A woman is taken to an ambulance after a shooting following the Kansa City Chiefs Super Bowl celebration in Kansas City, Mo., Wednesday, Feb. 14, 2024.
Reed Hoffmann
Associated Press
A woman is taken to an ambulance after a shooting following the Kansas City Chiefs Super Bowl celebration in Kansas City, Mo., Wednesday, Feb. 14, 2024.

Terry J. Young was identified near Union Station at the rally by his “unique green teddy bear backpack,” according to Kansas City Police. In all, three adult men and three juveniles are charged in the fatal shooting; three others are charged with weapons violations.
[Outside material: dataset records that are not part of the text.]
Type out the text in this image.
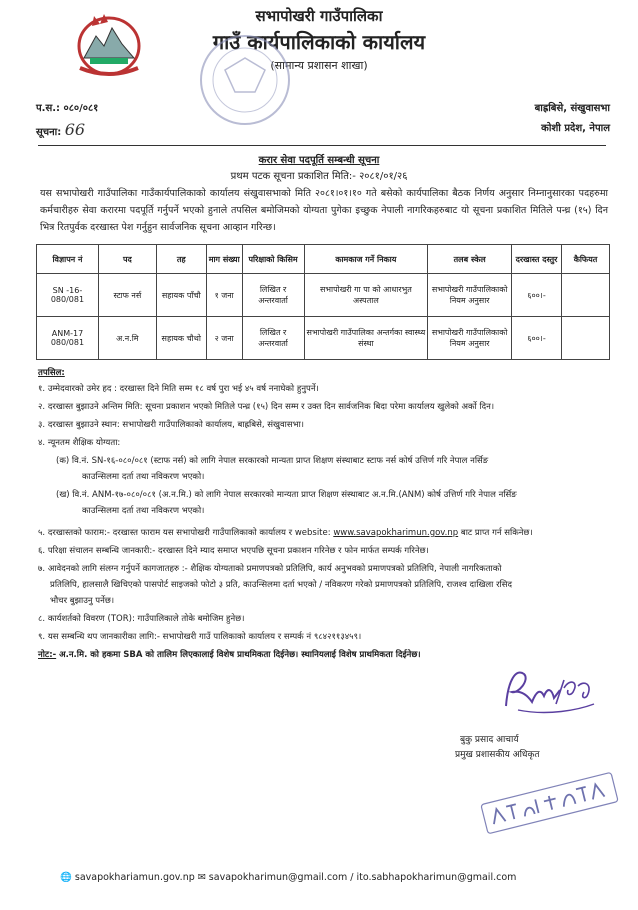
सभापोखरी गाउँपालिका
गाउँ कार्यपालिकाको कार्यालय
(सामान्य प्रशासन शाखा)
प.स.: ०८०/०८१
सूचना: 66
बाह्रबिसे, संखुवासभा
कोशी प्रदेश, नेपाल
करार सेवा पदपूर्ति सम्बन्धी सूचना
प्रथम पटक सूचना प्रकाशित मिति:- २०८१/०१/२६
यस सभापोखरी गाउँपालिका गाउँकार्यपालिकाको कार्यालय संखुवासभाको मिति २०८१।०१।१० गते बसेको कार्यपालिका बैठक निर्णय अनुसार निम्नानुसारका पदहरुमा कर्मचारीहरु सेवा करारमा पदपूर्ति गर्नुपर्ने भएको हुनाले तपसिल बमोजिमको योग्यता पुगेका इच्छुक नेपाली नागरिकहरुबाट यो सूचना प्रकाशित मितिले पन्ध्र (१५) दिन भित्र रितपुर्वक दरखास्त पेश गर्नुहुन सार्वजनिक सूचना आव्हान गरिन्छ।
विज्ञापन नं	पद	तह	माग संख्या	परिक्षाको किसिम	कामकाज गर्ने निकाय	तलब स्केल	दरखास्त दस्तुर	कैफियत
SN -16-080/081	स्टाफ नर्स	सहायक पाँचौ	१ जना	लिखित र अन्तरवार्ता	सभापोखरी गा पा को आधारभुत अस्पताल	सभापोखरी गाउँपालिकाको नियम अनुसार	६००।-	
ANM-17 080/081	अ.न.मि	सहायक चौथो	२ जना	लिखित र अन्तरवार्ता	सभापोखरी गाउँपालिका अन्तर्गका स्वास्थ्य संस्था	सभापोखरी गाउँपालिकाको नियम अनुसार	६००।-	
तपसिल:
१. उम्मेदवारको उमेर हद : दरखास्त दिने मिति सम्म १८ वर्ष पुरा भई ४५ वर्ष ननाघेको हुनुपर्ने।
२. दरखास्त बुझाउने अन्तिम मिति: सूचना प्रकाशन भएको मितिले पन्ध्र (१५) दिन सम्म र उक्त दिन सार्वजनिक बिदा परेमा कार्यालय खुलेको अर्को दिन।
३. दरखास्त बुझाउने स्थान: सभापोखरी गाउँपालिकाको कार्यालय, बाह्रबिसे, संखुवासभा।
४. न्यूनतम शैक्षिक योग्यता:
(क) वि.नं. SN-१६-०८०/०८१ (स्टाफ नर्स) को लागि नेपाल सरकारको मान्यता प्राप्त शिक्षण संस्थाबाट स्टाफ नर्स कोर्ष उत्तिर्ण गरि नेपाल नर्सिङ
काउन्सिलमा दर्ता तथा नविकरण भएको।
(ख) वि.नं. ANM-१७-०८०/०८१ (अ.न.मि.) को लागि नेपाल सरकारको मान्यता प्राप्त शिक्षण संस्थाबाट अ.न.मि.(ANM) कोर्ष उत्तिर्ण गरि नेपाल नर्सिङ
काउन्सिलमा दर्ता तथा नविकरण भएको।
५. दरखास्तको फाराम:- दरखास्त फाराम यस सभापोखरी गाउँपालिकाको कार्यालय र website: www.savapokharimun.gov.np बाट प्राप्त गर्न सकिनेछ।
६. परिक्षा संचालन सम्बन्धि जानकारी:- दरखास्त दिने म्याद समाप्त भएपछि सूचना प्रकाशन गरिनेछ र फोन मार्फत सम्पर्क गरिनेछ।
७. आवेदनको लागि संलग्न गर्नुपर्ने कागजातहरु :- शैक्षिक योग्यताको प्रमाणपत्रको प्रतिलिपि, कार्य अनुभवको प्रमाणपत्रको प्रतिलिपि, नेपाली नागरिकताको
प्रतिलिपि, हालसालै खिचिएको पासपोर्ट साइजको फोटो ३ प्रति, काउन्सिलमा दर्ता भएको / नविकरण गरेको प्रमाणपत्रको प्रतिलिपि, राजश्व दाखिला रसिद
भौचर बुझाउनु पर्नेछ।
८. कार्यशर्तको विवरण (TOR): गाउँपालिकाले तोके बमोजिम हुनेछ।
९. यस सम्बन्धि थप जानकारीका लागि:- सभापोखरी गाउँ पालिकाको कार्यालय र सम्पर्क नं ९८४२११३४५९।
नोट:- अ.न.मि. को हकमा SBA को तालिम लिएकालाई विशेष प्राथमिकता दिईनेछ। स्थानियलाई विशेष प्राथमिकता दिईनेछ।
बुकु प्रसाद आचार्य
प्रमुख प्रशासकीय अधिकृत
🌐 savapokhariamun.gov.np ✉ savapokharimun@gmail.com / ito.sabhapokharimun@gmail.com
Prosecutors charged a 20-year-old who was wearing a green teddy bear backpack with second-degree murder Thursday, allegedly stemming from a verbal argument during the Super Bowl victory rally shootings.

Jackson County Prosecutor Jean Peters Baker announced that Terry J. Young, who was arrested on March 20, was also charged with two counts of armed criminal action and unlawful use of a weapon.

Authorities also announced Thursday that they had detained and charged a third juvenile in family court. The 15-year-old was charged late Wednesday with two felonies: unlawful use of a weapon — shooting at a person and armed criminal action, according to a release from the court.

Young is the third adult charged in the fatal shooting of 43-year-old Lisa Lopez-Galvan and 24 others during the February 14 rally near Union Station following the Kansas City Chiefs’ Super Bowl parade. Lyndell Mays, 23, and Dominic Miller, 18, were both charged earlier and are being held under $1 million bond. Miller is still hospitalized with injuries from the shootings.

Two juveniles were previously charged in family court and three men face federal firearms charges in connection with the shooting.

Still, more charges are expected, Baker said, adding that the “remarkable” police investigation and the number of individuals impacted by the shootings “stretches beyond anything” she has seen before.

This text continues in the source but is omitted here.